Stanley Hauerwas, called “America’s Best Theologian” by Time magazine, will speak on capital punishment 7:30 p.m. today in the Kirby Hall of Civil Rights auditorium.
Free and open to the public, the talk is sponsored by the department of religion and supported by the Lyman Coleman Fund.
Hauerwas is Gilbert T. Rowe Professor of Theological Ethics at Duke Divinity School and also holds a faculty appointment at Duke Law School. In April, 2000, Christianity Today named his book, A Community of Character: Toward A Constructive Christian Social Ethic (Notre Dame Press, 1981), one of the 100 most important books on religion of the 20th century.

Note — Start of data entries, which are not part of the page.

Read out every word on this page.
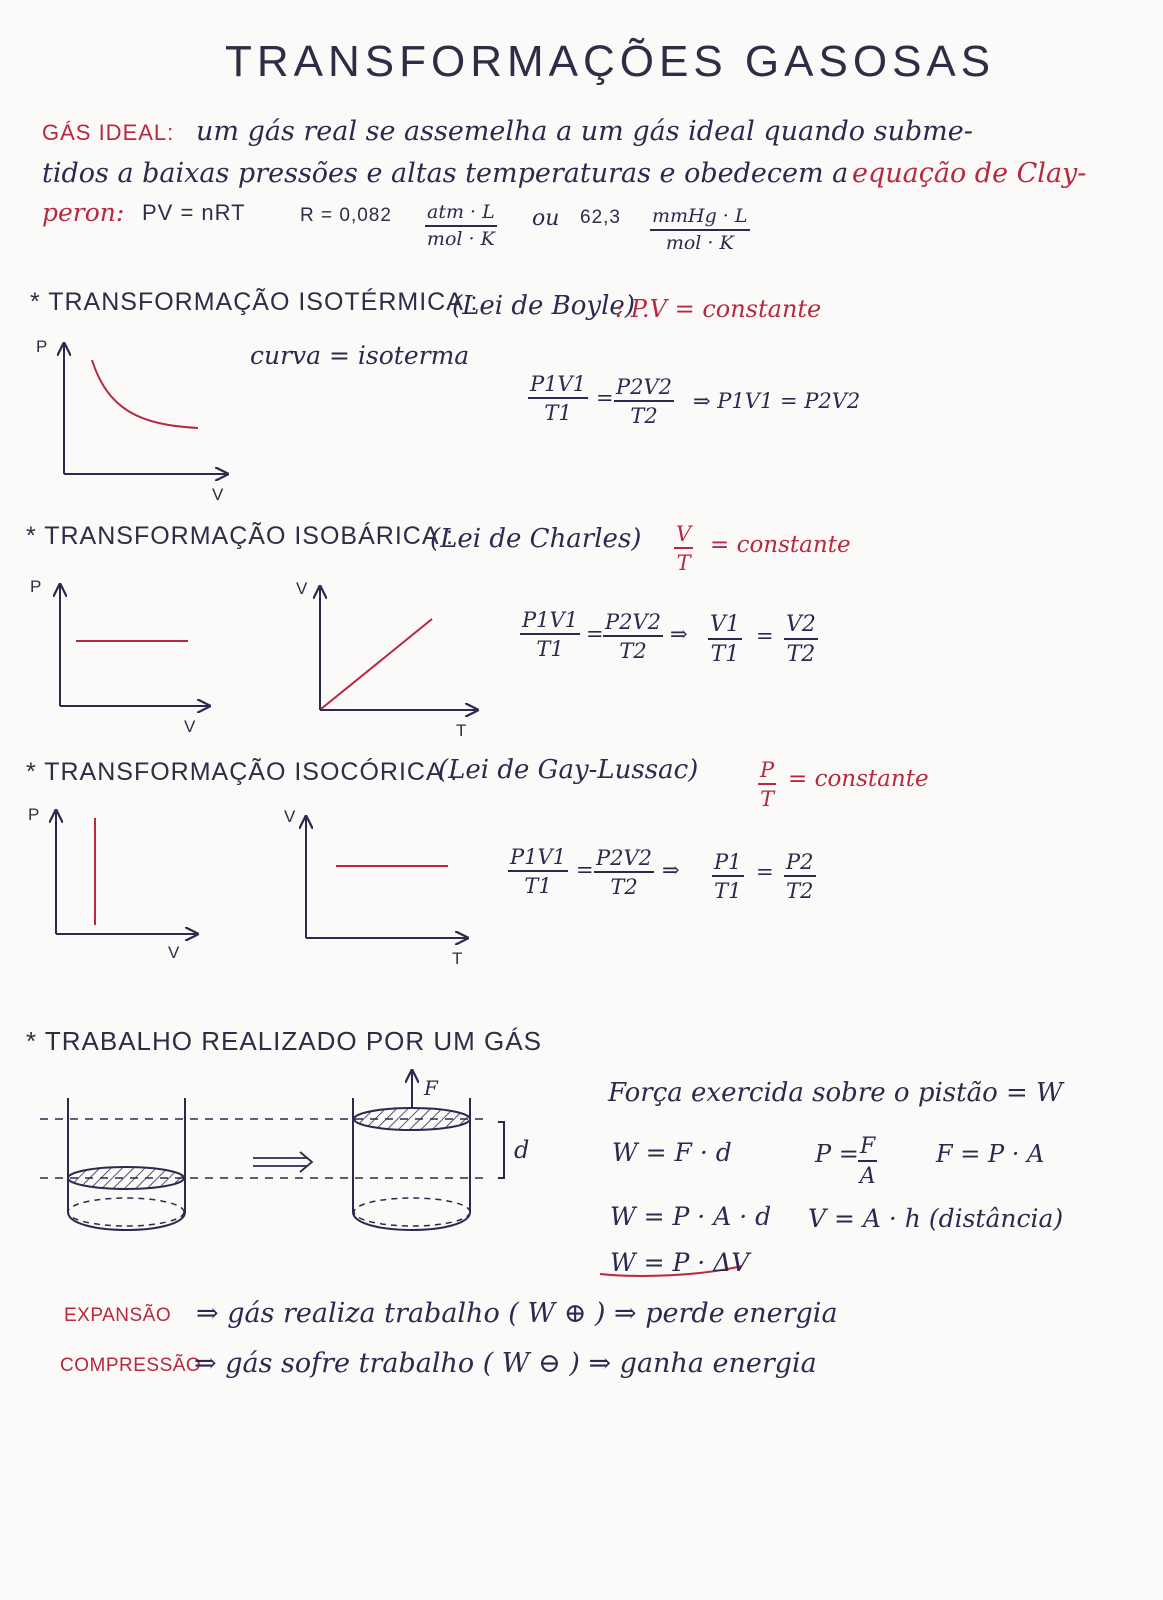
TRANSFORMAÇÕES GASOSAS
GÁS IDEAL: um gás real se assemelha a um gás ideal quando subme-
tidos a baixas pressões e altas temperaturas e obedecem a equação de Clay-
peron: PV = nRT	R = 0,082 atm · L
mol · K
ou 62,3 mmHg · L
mol · K
* TRANSFORMAÇÃO ISOTÉRMICA :
(Lei de Boyle)
: P.V = constante
curva = isoterma
P
V
$\frac{P1V1}{T1} = \frac{P2V2}{T2}$ ⇒ P1V1 = P2V2
* TRANSFORMAÇÃO ISOBÁRICA :
(Lei de Charles) $\frac{V}{T}$ = constante
P
V
V
T
$\frac{P1V1}{T1} = \frac{P2V2}{T2}$ ⇒ $\frac{V1}{T1} = \frac{V2}{T2}$
* TRANSFORMAÇÃO ISOCÓRICA :
(Lei de Gay-Lussac)	$\frac{P}{T}$ = constante
P
V
V
T
$\frac{P1V1}{T1} = \frac{P2V2}{T2}$ ⇒ $\frac{P1}{T1} = \frac{P2}{T2}$
* TRABALHO REALIZADO POR UM GÁS
F
d
Força exercida sobre o pistão = W
W = F · d	$P = \frac{F}{A}$ F = P · A
W = P · A · d V = A · h (distância)
W = P · ΔV
EXPANSÃO ⇒ gás realiza trabalho ( W ⊕ ) ⇒ perde energia
COMPRESSÃO
⇒ gás sofre trabalho ( W ⊖ ) ⇒ ganha energia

Last year, Hauerwas became the first United Methodist theologian to deliver the Gifford Lectures in St. Andrews, Scotland. The Giffords are widely regarded as the world’s most distinguished lecture series in the fields of philosophy, natural theology, and religion. Duke University Press published The Hauerwas Reader, a 752-page collection of essays and book chapters written by the Duke theologian.
Hauerwas, who has honorary doctorates from DePaul University and the University of Edinburgh, has sought to recover the significance of the virtues for understanding the nature of the Christian life. This search has led him to emphasize the importance of the church, as well as narrative, for understanding Christian existence.
His work cuts across disciplinary lines between systematic theology, philosophical theology and ethics, and political theory, as well as the philosophy of social science and medical ethics. His fundamental interest is in building moral discourse within the contemporary Christian community.
Hauerwas is a graduate of Yale Divinity School (B.D. 1965) and Yale University Graduate School (M.A. M.Phil., Ph.D. 1968). He taught for two years at Augustana College in Rock Island, Ill., before joining the faculty of the University of Notre Dame, where he taught from 1970-1984. He joined the Duke University faculty in 1984, serving as director of graduate studies from 1985-1991.